What We Know So Far About the Heat 2 Movie

What We Know So Far About the Heat 2 Movie

Thirty years after 1995's Heat turned downtown L.A. into a war zone and rewired every crime movie that came after it, Michael Mann is finally bringing us back into that world with Heat 2 — this time as a movie based on his own novel. Here’s what we actually know so far, no rumours, no fantasy.


1. It’s Based on Mann’s Own Bestselling Novel

Before it was a movie project, Heat 2 was a novel Michael Mann co-wrote with crime author Meg Gardiner, released in August 2022. The book is both a prequel and a sequel to the 1995 film, jumping across multiple timelines: 1988, 1995–96, and 2000, spanning North America, South America, and Southeast Asia. 

So the movie isn’t starting from scratch — the blueprint already exists, and it’s dense, detailed, and absolutely built for a big, sprawling crime epic.


2. Michael Mann Is Writing and Directing

This isn’t a “legacy sequel” being handed off to someone else. Mann is writing and directing the film adaptation himself. He’s said repeatedly that Heat 2 is his next movie and that he’s deep in the screenplay, working to compress the novel’s many threads into a single, large-scale theatrical film. 

Right now, the plan is to shoot in 2026 with an eye on a 2027 release, with location work planned in Los Angeles, Chicago, Mexicali, Paraguay and Batam. The production is slated for a 77-day shoot in L.A. and has already secured California tax credits to help bankroll the thing. 


3. Studio Shuffle: From Warner Bros. to Amazon’s United Artists

Originally, Warner Bros. was developing Heat 2, but the budget became a problem. Mann’s first ask reportedly pushed $200 million, later trimmed to around $170 million, which was still too hot for the studio to carry alone. They began looking for a streaming partner to co-finance. 

By August 2025, Warner Bros. exited, and Amazon MGM Studios’ United Artists label swooped in and picked up the project. The current reported budget is around $150 million, with heavy emphasis on the global scale and practical locations Mann wants. 

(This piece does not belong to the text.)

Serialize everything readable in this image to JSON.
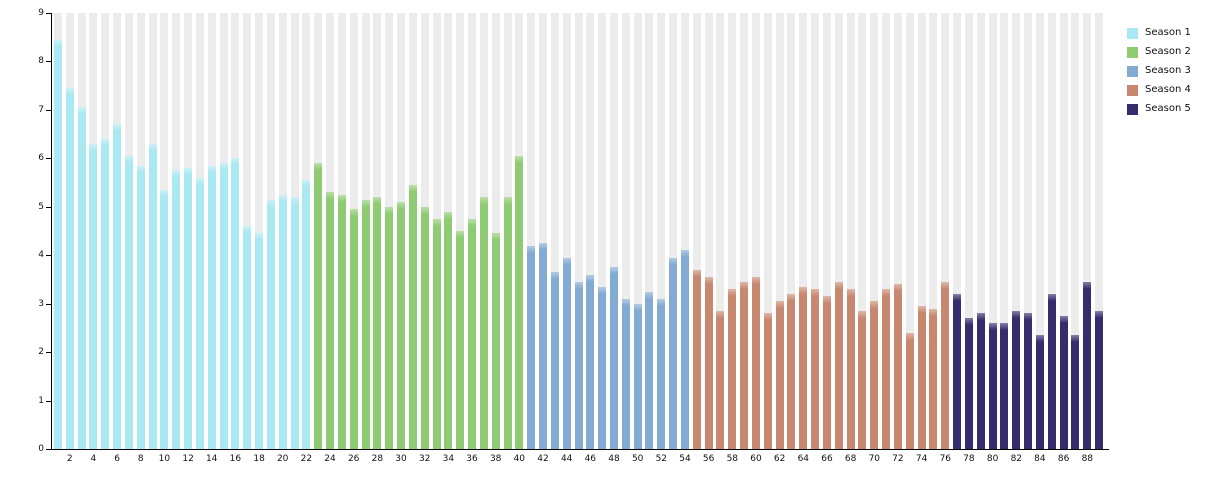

The TL;DR: the movie is alive, just expensive — and it’s now being treated like a prestige, big-swing crime epic rather than a modest little sequel.


4. Casting: DiCaprio, Driver, Butler… But Nothing Is Official (Yet)

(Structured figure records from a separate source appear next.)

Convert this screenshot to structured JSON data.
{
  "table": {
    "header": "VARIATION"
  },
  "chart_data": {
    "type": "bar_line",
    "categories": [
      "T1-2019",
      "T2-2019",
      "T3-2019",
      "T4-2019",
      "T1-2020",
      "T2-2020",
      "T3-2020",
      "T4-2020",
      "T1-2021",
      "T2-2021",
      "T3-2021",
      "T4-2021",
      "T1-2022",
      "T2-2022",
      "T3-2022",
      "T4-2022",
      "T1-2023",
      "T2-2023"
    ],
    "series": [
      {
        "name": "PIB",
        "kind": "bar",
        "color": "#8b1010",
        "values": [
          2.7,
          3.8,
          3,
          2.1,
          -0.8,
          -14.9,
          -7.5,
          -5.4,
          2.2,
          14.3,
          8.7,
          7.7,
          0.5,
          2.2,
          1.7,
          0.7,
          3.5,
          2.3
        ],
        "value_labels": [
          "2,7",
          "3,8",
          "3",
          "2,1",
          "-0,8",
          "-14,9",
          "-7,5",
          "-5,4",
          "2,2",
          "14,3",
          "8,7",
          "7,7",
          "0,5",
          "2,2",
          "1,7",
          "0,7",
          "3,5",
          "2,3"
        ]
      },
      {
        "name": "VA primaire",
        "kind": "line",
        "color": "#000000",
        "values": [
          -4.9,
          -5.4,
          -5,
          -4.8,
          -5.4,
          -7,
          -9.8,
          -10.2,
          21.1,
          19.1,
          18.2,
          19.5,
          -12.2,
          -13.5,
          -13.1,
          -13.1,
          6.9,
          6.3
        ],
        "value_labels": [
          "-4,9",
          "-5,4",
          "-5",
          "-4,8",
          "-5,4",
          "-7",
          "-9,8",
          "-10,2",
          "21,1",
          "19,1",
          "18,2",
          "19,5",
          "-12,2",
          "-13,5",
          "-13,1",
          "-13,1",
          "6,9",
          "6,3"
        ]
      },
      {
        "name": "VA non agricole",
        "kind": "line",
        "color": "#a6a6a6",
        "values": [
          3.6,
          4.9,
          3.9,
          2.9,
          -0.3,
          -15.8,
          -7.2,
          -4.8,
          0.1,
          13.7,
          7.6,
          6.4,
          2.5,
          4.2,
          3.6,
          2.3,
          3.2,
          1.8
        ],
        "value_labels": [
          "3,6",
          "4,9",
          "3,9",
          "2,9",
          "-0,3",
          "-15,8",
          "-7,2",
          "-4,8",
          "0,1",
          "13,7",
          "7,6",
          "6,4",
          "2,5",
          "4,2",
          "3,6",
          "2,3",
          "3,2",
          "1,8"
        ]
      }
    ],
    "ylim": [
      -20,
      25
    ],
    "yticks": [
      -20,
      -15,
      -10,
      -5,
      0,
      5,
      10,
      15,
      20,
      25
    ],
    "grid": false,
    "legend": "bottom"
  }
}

Here’s the key thing: no casting has been officially confirmed. Everything right now is “in talks” or “circling.”

What’s out there:

  • Leonardo DiCaprio is reportedly being eyed to play Chris Shiherlis (Val Kilmer’s character), particularly in the later timeline where the character is older — which lines up with DiCaprio’s age. 

  • Earlier reports had Adam Driver in talks to play a younger Neil McCauley, and Austin Butler linked to a younger Chris in the prequel sections. Bradley Cooper’s name has also floated around as being in the mix. 

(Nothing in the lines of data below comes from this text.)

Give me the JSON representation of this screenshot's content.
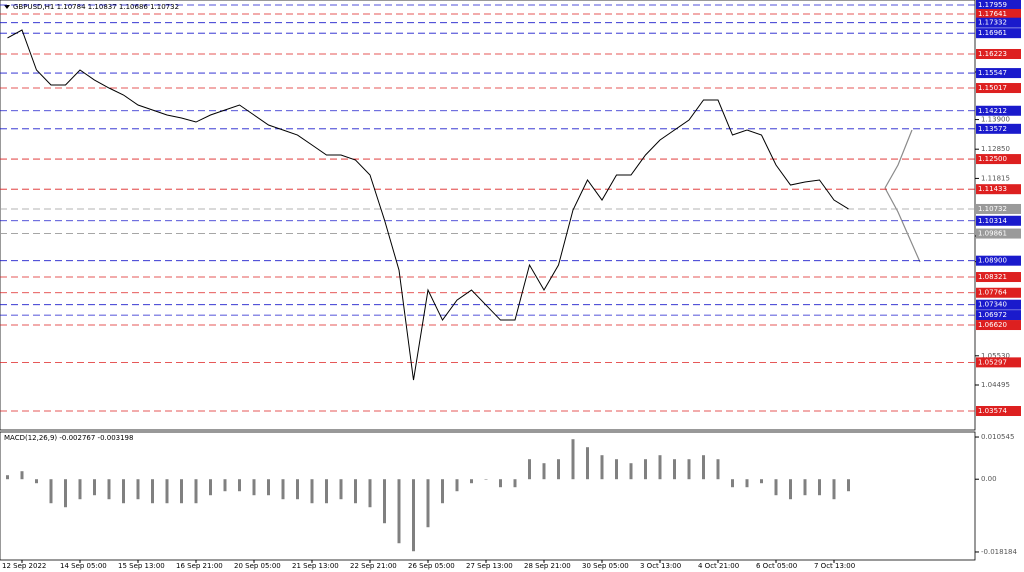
{
  "chart_data": [
    {
      "type": "line",
      "title": "GBPUSD,H1  1.10784 1.10837 1.10686 1.10732",
      "color": "#000000",
      "categories": [
        null,
        "12 Sep 2022",
        null,
        null,
        null,
        "14 Sep 05:00",
        null,
        null,
        null,
        "15 Sep 13:00",
        null,
        null,
        null,
        "16 Sep 21:00",
        null,
        null,
        null,
        "20 Sep 05:00",
        null,
        null,
        null,
        "21 Sep 13:00",
        null,
        null,
        null,
        "22 Sep 21:00",
        null,
        null,
        null,
        "26 Sep 05:00",
        null,
        null,
        null,
        "27 Sep 13:00",
        null,
        null,
        null,
        "28 Sep 21:00",
        null,
        null,
        null,
        "30 Sep 05:00",
        null,
        null,
        null,
        "3 Oct 13:00",
        null,
        null,
        null,
        "4 Oct 21:00",
        null,
        null,
        null,
        "6 Oct 05:00",
        null,
        null,
        null,
        "7 Oct 13:00",
        null
      ],
      "values": [
        1.1679,
        1.17073,
        1.15656,
        1.15124,
        1.15124,
        1.15656,
        1.15301,
        1.15018,
        1.1477,
        1.14415,
        1.14238,
        1.14061,
        1.13955,
        1.13813,
        1.14061,
        1.14238,
        1.14415,
        1.14061,
        1.13707,
        1.1353,
        1.13352,
        1.12998,
        1.12644,
        1.12644,
        1.12466,
        1.11935,
        1.1034,
        1.08568,
        1.04671,
        1.0786,
        1.06797,
        1.07505,
        1.0786,
        1.07328,
        1.06797,
        1.06797,
        1.08746,
        1.0786,
        1.08746,
        1.10695,
        1.11758,
        1.11049,
        1.11935,
        1.11935,
        1.12644,
        1.13175,
        1.1353,
        1.13884,
        1.14593,
        1.14593,
        1.13352,
        1.1353,
        1.13352,
        1.12289,
        1.11581,
        1.11687,
        1.11758,
        1.11049,
        1.10732
      ],
      "ylim": [
        1.02901,
        1.18136
      ],
      "yticks": [
        1.15585,
        {
          "value": 1.139,
          "label": "1.13900"
        },
        {
          "value": 1.1285,
          "label": "1.12850"
        },
        1.11815,
        1.09775,
        1.08865,
        {
          "value": 1.0553,
          "label": "1.05530"
        },
        1.04495
      ],
      "levels": [
        {
          "value": 1.17959,
          "color": "#1a1acc"
        },
        {
          "value": 1.17641,
          "color": "#dd2020"
        },
        {
          "value": 1.17332,
          "color": "#1a1acc"
        },
        {
          "value": 1.16961,
          "color": "#1a1acc"
        },
        {
          "value": 1.16223,
          "color": "#dd2020"
        },
        {
          "value": 1.15547,
          "color": "#1a1acc"
        },
        {
          "value": 1.15017,
          "color": "#dd2020"
        },
        {
          "value": 1.14212,
          "color": "#1a1acc"
        },
        {
          "value": 1.13572,
          "color": "#1a1acc"
        },
        {
          "value": 1.125,
          "label": "1.12500",
          "color": "#dd2020"
        },
        {
          "value": 1.11433,
          "color": "#dd2020"
        },
        {
          "value": 1.10732,
          "color": "#9a9a9a"
        },
        {
          "value": 1.10314,
          "color": "#1a1acc"
        },
        {
          "value": 1.09861,
          "color": "#9a9a9a"
        },
        {
          "value": 1.089,
          "label": "1.08900",
          "color": "#1a1acc"
        },
        {
          "value": 1.08321,
          "color": "#dd2020"
        },
        {
          "value": 1.07764,
          "color": "#dd2020"
        },
        {
          "value": 1.0734,
          "label": "1.07340",
          "color": "#1a1acc"
        },
        {
          "value": 1.06972,
          "color": "#1a1acc"
        },
        {
          "value": 1.0662,
          "label": "1.06620",
          "color": "#dd2020"
        },
        {
          "value": 1.05297,
          "color": "#dd2020"
        },
        {
          "value": 1.03574,
          "color": "#dd2020"
        }
      ]
    },
    {
      "type": "bar",
      "title": "MACD(12,26,9) -0.002767 -0.003198",
      "color": "#808080",
      "values": [
        0.001,
        0.002,
        -0.001,
        -0.006,
        -0.007,
        -0.005,
        -0.004,
        -0.005,
        -0.006,
        -0.005,
        -0.006,
        -0.006,
        -0.006,
        -0.006,
        -0.004,
        -0.003,
        -0.003,
        -0.004,
        -0.004,
        -0.005,
        -0.005,
        -0.006,
        -0.006,
        -0.005,
        -0.006,
        -0.007,
        -0.011,
        -0.016,
        -0.018,
        -0.012,
        -0.006,
        -0.003,
        -0.001,
        0.0,
        -0.002,
        -0.002,
        0.005,
        0.004,
        0.005,
        0.01,
        0.008,
        0.006,
        0.005,
        0.004,
        0.005,
        0.006,
        0.005,
        0.005,
        0.006,
        0.005,
        -0.002,
        -0.002,
        -0.001,
        -0.004,
        -0.005,
        -0.004,
        -0.004,
        -0.005,
        -0.003
      ],
      "ylim": [
        -0.02019,
        0.0118
      ],
      "yticks": [
        0.010545,
        {
          "value": 0,
          "label": "0.00"
        },
        -0.018184
      ]
    }
  ]
}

  • Mann has said the film will feature an entirely new cast, meaning original stars like Al Pacino and Robert De Niro are not expected to return as their characters. 

Until contracts are signed and announcements made, all of this lives in the “very plausible, but still not official” bucket.


5. The Story Will Expand the Heat Universe in Both Directions

If the film follows the novel closely (which is the current assumption, but not a guarantee), Heat 2 will do two big things:

  • Go back in time to the late ’80s, focusing on Vincent Hanna in Chicago hunting a brutal home-invasion crew led by Otis Wardell, while a younger Neil McCauley and his crew are working high-end scores.

  • Move forward past the events of Heat, especially following Chris Shiherlis after the L.A. shootout, as he’s pulled into new criminal worlds and cross-border operations in places like Mexico and Asia. 

So instead of just “more of the same,” expect something bigger and more novelistic: multiple cities, shifting alliances, and the fallout of the first film playing out years later.